An important finding was that accessibility evaluation tools appear to be better suited for finding unmet accessibility guidelines within the WCAG Robust principle and more specifically for SC 4.1.1; similar findings were reported by Frazão and Du-arte [9] and Vigo et al. [14]. Most unmet SC missed by evaluation tools were within the WCAG Perceivable and Operable principles; Vigo et al. [14] suggest that some SC require more than parsing techniques; for example, “ascertaining whether there are keyboard traps (“2.1.2 No Keyboard Trap”) requires real interaction or simulation” (p. 8).

4 Conclusion

Web accessibility evaluation is crucial ethically, legally and as a foundation for usa-bility. Web accessibility evaluation requires human input; consistent with [2], it was found that tools cannot replicate the human experience [2], some aspects of web accessibility evaluation cannot currently be automated [14] and particular tools may present false positives or false negatives, and thus require human judgement [6].

Notwithstanding this, web accessibility evaluation tools remain central to enabling accessibility practitioners in determining if web content meets accessibility guidelines.

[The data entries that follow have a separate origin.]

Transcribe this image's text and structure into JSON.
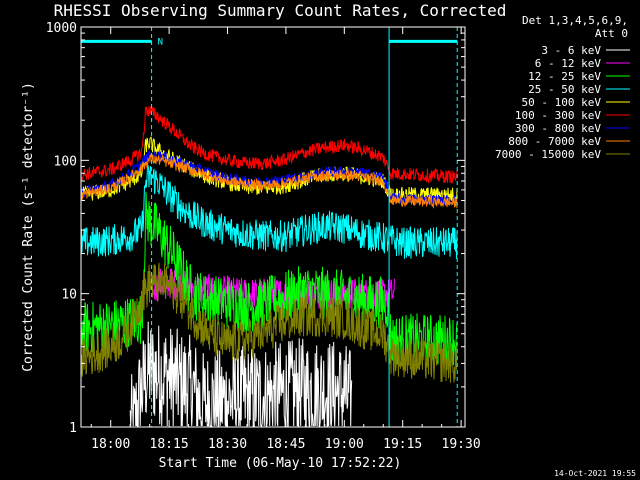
{
  "chart_data": {
    "type": "line",
    "title": "RHESSI Observing Summary Count Rates, Corrected",
    "xlabel": "Start Time (06-May-10 17:52:22)",
    "ylabel": "Corrected Count Rate (s⁻¹ detector⁻¹)",
    "yscale": "log",
    "ylim": [
      1,
      1000
    ],
    "xlim": [
      "17:52:22",
      "19:31:00"
    ],
    "x_ticks": [
      "18:00",
      "18:15",
      "18:30",
      "18:45",
      "19:00",
      "19:15",
      "19:30"
    ],
    "y_ticks": [
      "1",
      "10",
      "100",
      "1000"
    ],
    "legend_header": [
      "Det 1,3,4,5,6,9,",
      "Att 0"
    ],
    "legend_position": "right",
    "footer_stamp": "14-Oct-2021 19:55",
    "flag_label": "N",
    "flags": [
      {
        "name": "night",
        "start": "17:52:22",
        "end": "18:10:30",
        "level": 780
      },
      {
        "name": "night",
        "start": "19:11:30",
        "end": "19:29:00",
        "level": 780
      }
    ],
    "vertical_lines": [
      {
        "t": "17:52:22",
        "style": "solid"
      },
      {
        "t": "18:10:30",
        "style": "dashed"
      },
      {
        "t": "19:11:30",
        "style": "solid"
      },
      {
        "t": "19:29:00",
        "style": "dashed"
      }
    ],
    "series": [
      {
        "name": "3 - 6 keV",
        "color": "#ffffff",
        "noise": 0.4,
        "x": [
          "18:05",
          "18:06",
          "18:07",
          "18:08",
          "18:09",
          "18:10",
          "18:11",
          "18:13",
          "18:15",
          "18:17",
          "18:20",
          "18:22",
          "18:23",
          "18:45",
          "18:50",
          "18:55",
          "19:00",
          "19:02"
        ],
        "y": [
          1.0,
          1.0,
          1.5,
          1.9,
          2.4,
          2.7,
          2.6,
          2.5,
          2.4,
          2.2,
          2.0,
          1.8,
          1.5,
          1.8,
          1.9,
          1.9,
          1.8,
          1.5
        ]
      },
      {
        "name": "6 - 12 keV",
        "color": "#ff00ff",
        "noise": 0.12,
        "x": [
          "18:11",
          "18:13",
          "18:15",
          "18:18",
          "18:22",
          "18:27",
          "18:35",
          "18:45",
          "18:55",
          "19:05",
          "19:13"
        ],
        "y": [
          11,
          12,
          12,
          11.5,
          11,
          10.5,
          10,
          10,
          10,
          10,
          10
        ]
      },
      {
        "name": "12 - 25 keV",
        "color": "#00ff00",
        "noise": 0.2,
        "x": [
          "17:52:22",
          "18:00",
          "18:05",
          "18:08",
          "18:09",
          "18:10",
          "18:12",
          "18:15",
          "18:18",
          "18:21",
          "18:25",
          "18:30",
          "18:35",
          "18:40",
          "18:45",
          "18:50",
          "18:55",
          "19:00",
          "19:05",
          "19:11",
          "19:12",
          "19:20",
          "19:29"
        ],
        "y": [
          5.5,
          5.8,
          6.2,
          6.5,
          38,
          35,
          30,
          22,
          15,
          10,
          9,
          8.5,
          8.0,
          8.5,
          9.5,
          10.5,
          10,
          9.5,
          9,
          8.5,
          4.5,
          4.5,
          4.5
        ]
      },
      {
        "name": "25 - 50 keV",
        "color": "#00ffff",
        "noise": 0.12,
        "x": [
          "17:52:22",
          "18:00",
          "18:05",
          "18:08",
          "18:09",
          "18:10",
          "18:12",
          "18:15",
          "18:18",
          "18:21",
          "18:25",
          "18:30",
          "18:35",
          "18:40",
          "18:45",
          "18:50",
          "18:55",
          "19:00",
          "19:05",
          "19:10",
          "19:15",
          "19:29"
        ],
        "y": [
          24,
          25,
          27,
          30,
          70,
          75,
          70,
          55,
          45,
          38,
          33,
          30,
          28,
          27,
          27,
          30,
          32,
          31,
          28,
          26,
          24,
          24
        ]
      },
      {
        "name": "50 - 100 keV",
        "color": "#ffff00",
        "noise": 0.06,
        "x": [
          "17:52:22",
          "18:00",
          "18:05",
          "18:08",
          "18:09",
          "18:10",
          "18:12",
          "18:15",
          "18:18",
          "18:21",
          "18:25",
          "18:30",
          "18:35",
          "18:40",
          "18:45",
          "18:50",
          "18:55",
          "19:00",
          "19:05",
          "19:10",
          "19:12",
          "19:29"
        ],
        "y": [
          55,
          60,
          70,
          80,
          130,
          135,
          120,
          105,
          95,
          85,
          75,
          68,
          63,
          62,
          65,
          72,
          78,
          80,
          75,
          70,
          55,
          55
        ]
      },
      {
        "name": "100 - 300 keV",
        "color": "#ff0000",
        "noise": 0.05,
        "x": [
          "17:52:22",
          "18:00",
          "18:05",
          "18:08",
          "18:09",
          "18:10",
          "18:12",
          "18:15",
          "18:18",
          "18:21",
          "18:25",
          "18:30",
          "18:35",
          "18:40",
          "18:45",
          "18:50",
          "18:55",
          "19:00",
          "19:05",
          "19:10",
          "19:12",
          "19:29"
        ],
        "y": [
          78,
          85,
          100,
          115,
          240,
          235,
          215,
          180,
          150,
          125,
          110,
          100,
          95,
          95,
          102,
          115,
          125,
          130,
          120,
          105,
          80,
          75
        ]
      },
      {
        "name": "300 - 800 keV",
        "color": "#0000ff",
        "noise": 0.04,
        "x": [
          "17:52:22",
          "18:00",
          "18:05",
          "18:08",
          "18:10",
          "18:13",
          "18:16",
          "18:20",
          "18:25",
          "18:30",
          "18:35",
          "18:40",
          "18:45",
          "18:50",
          "18:55",
          "19:00",
          "19:05",
          "19:10",
          "19:12",
          "19:29"
        ],
        "y": [
          58,
          65,
          80,
          95,
          110,
          108,
          100,
          92,
          82,
          74,
          70,
          69,
          72,
          77,
          82,
          83,
          80,
          75,
          52,
          50
        ]
      },
      {
        "name": "800 - 7000 keV",
        "color": "#ff8000",
        "noise": 0.04,
        "x": [
          "17:52:22",
          "18:00",
          "18:05",
          "18:08",
          "18:10",
          "18:13",
          "18:16",
          "18:20",
          "18:25",
          "18:30",
          "18:35",
          "18:40",
          "18:45",
          "18:50",
          "18:55",
          "19:00",
          "19:05",
          "19:10",
          "19:12",
          "19:29"
        ],
        "y": [
          55,
          62,
          75,
          88,
          102,
          100,
          93,
          86,
          77,
          70,
          66,
          65,
          68,
          73,
          77,
          78,
          75,
          70,
          50,
          48
        ]
      },
      {
        "name": "7000 - 15000 keV",
        "color": "#808000",
        "noise": 0.16,
        "x": [
          "17:52:22",
          "18:00",
          "18:04",
          "18:06",
          "18:08",
          "18:10",
          "18:12",
          "18:15",
          "18:18",
          "18:21",
          "18:25",
          "18:30",
          "18:35",
          "18:40",
          "18:45",
          "18:50",
          "18:55",
          "19:00",
          "19:05",
          "19:10",
          "19:12",
          "19:20",
          "19:29"
        ],
        "y": [
          3.2,
          4.0,
          5.0,
          6.5,
          9.5,
          12,
          12,
          11.5,
          9.5,
          7,
          5,
          4.2,
          4.5,
          5.2,
          6.2,
          6.8,
          6.8,
          6.5,
          5.5,
          5.0,
          3.5,
          3.2,
          3.0
        ]
      }
    ]
  }
}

Some of the anticipated benefits of using automated tools include being less time and labour intensive than manual approaches and producing objective results in criteria that is better suited for automated approaches (e.g. HTML parsing).

Research in the field of web accessibility evaluation tools indicates that practitioners are often required to run multiple evaluation tools to overcome the limitations of and reliance on a single tool [6, 6, 6]. Indeed, Abascal et al. [1] report on how “evaluators are often obliged to apply more than one automated tool and then to compare and aggregate the results in order to obtain better evaluation results” (p. 488). Abascal et al. [1] also report on how aggregating and summarising the results from diverse tools can be difficult. No solution to address this need has been found in the literature survey.

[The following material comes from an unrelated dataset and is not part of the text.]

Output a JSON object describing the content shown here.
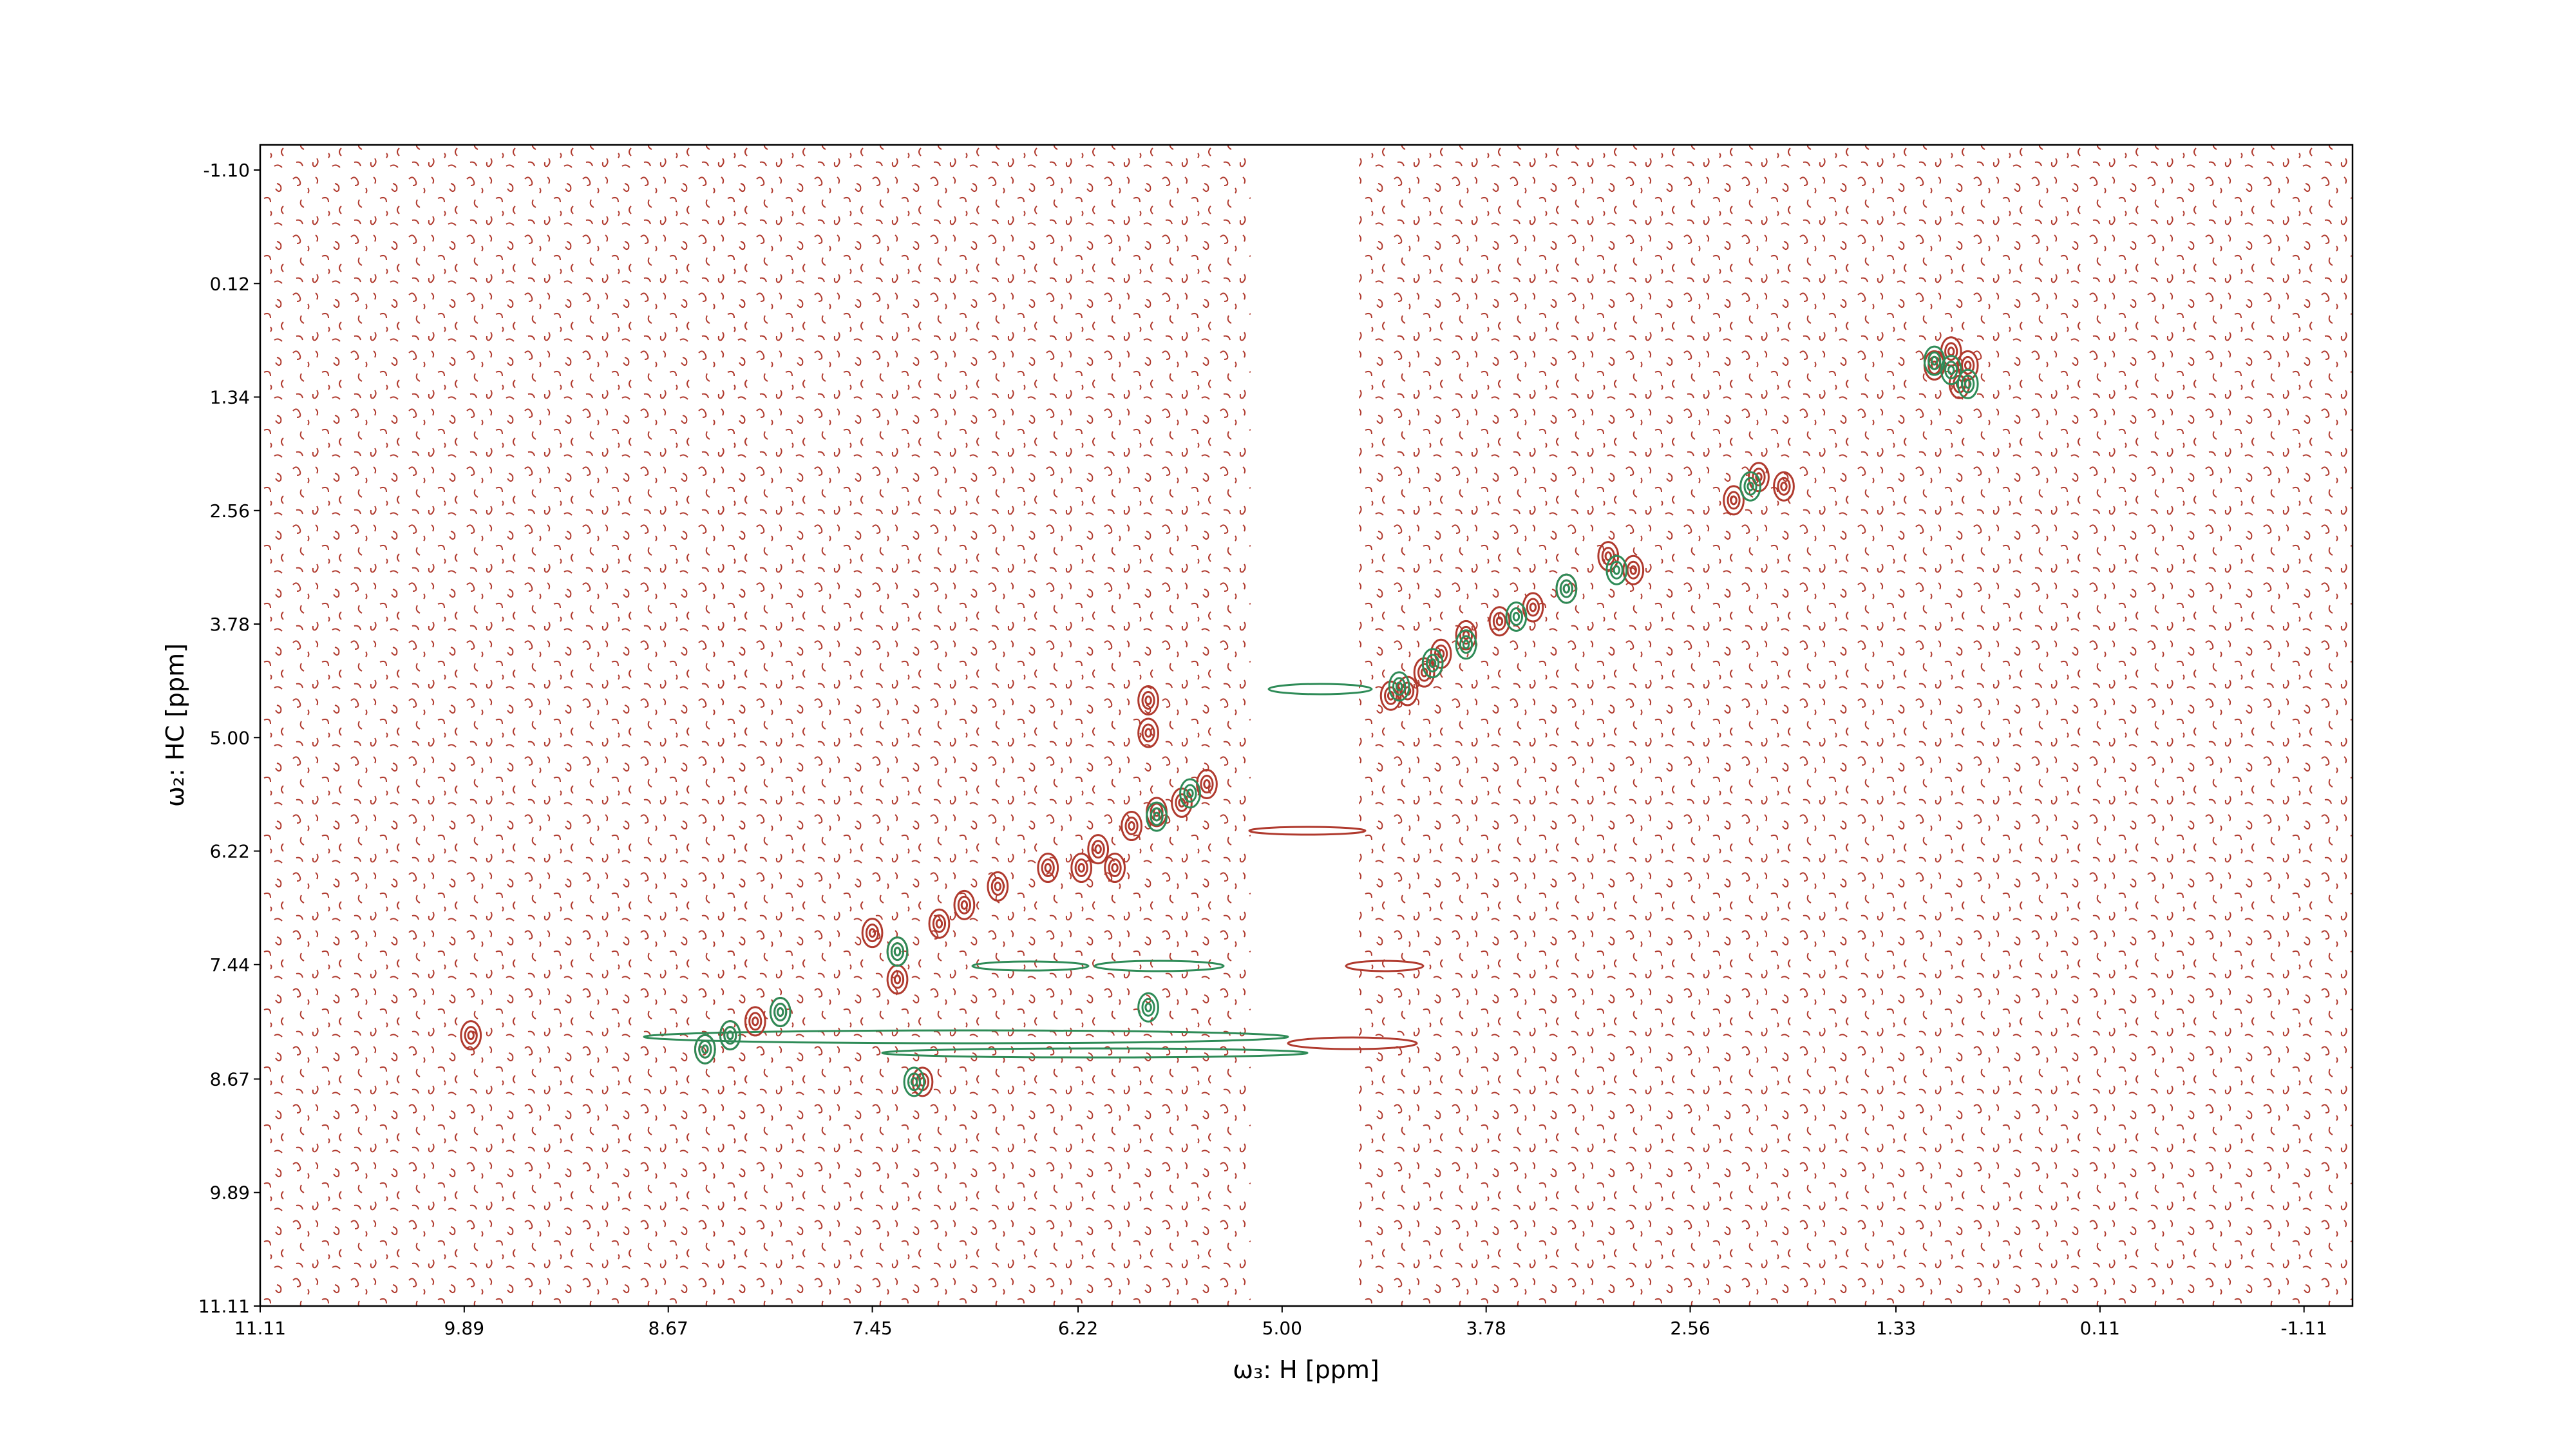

In the work presented here, a software prototype is employed for the automatic ensemble of four web accessibility evaluation tools, so that practitioners can best leverage results from existing tools and address the gap identified above. The results from the tools are aggregated and presented in a report for evaluation. The tool enables practitioners to benefit from a coherent report of the findings of different accessibility conformance testing tools without having to run each separately and then combine the results of the tests. Initial findings from the pilot study indicate that the tool has the potential to provide practitioners with reliable data about unmet accessibility guidelines in an efficient manner.

Findings from the literature survey suggest that the automated approach used in this work for results gathering and reporting is novel and merits future work.

5 Future Work

It is planned that web accessibility evaluation practitioners will be involved in refining the reporting of unmet Success Criteria (SC), so that the tool can be more effective at supporting practitioners’ evaluation work. In particular, we will be looking at how the results from the evaluation should be presented (for example, how to best report that no errors were found for a given Success Criteria) and whether or not some form of dashboard to support evaluators in prioritising areas that require manual and/or user testing would be a desirable feature.

Additionally, we will be looking at how comparing results from different tools may enable practitioners to identify ‘false positives’ and ‘false negatives’ generated by web accessibility evaluation tools [6] more efficiently.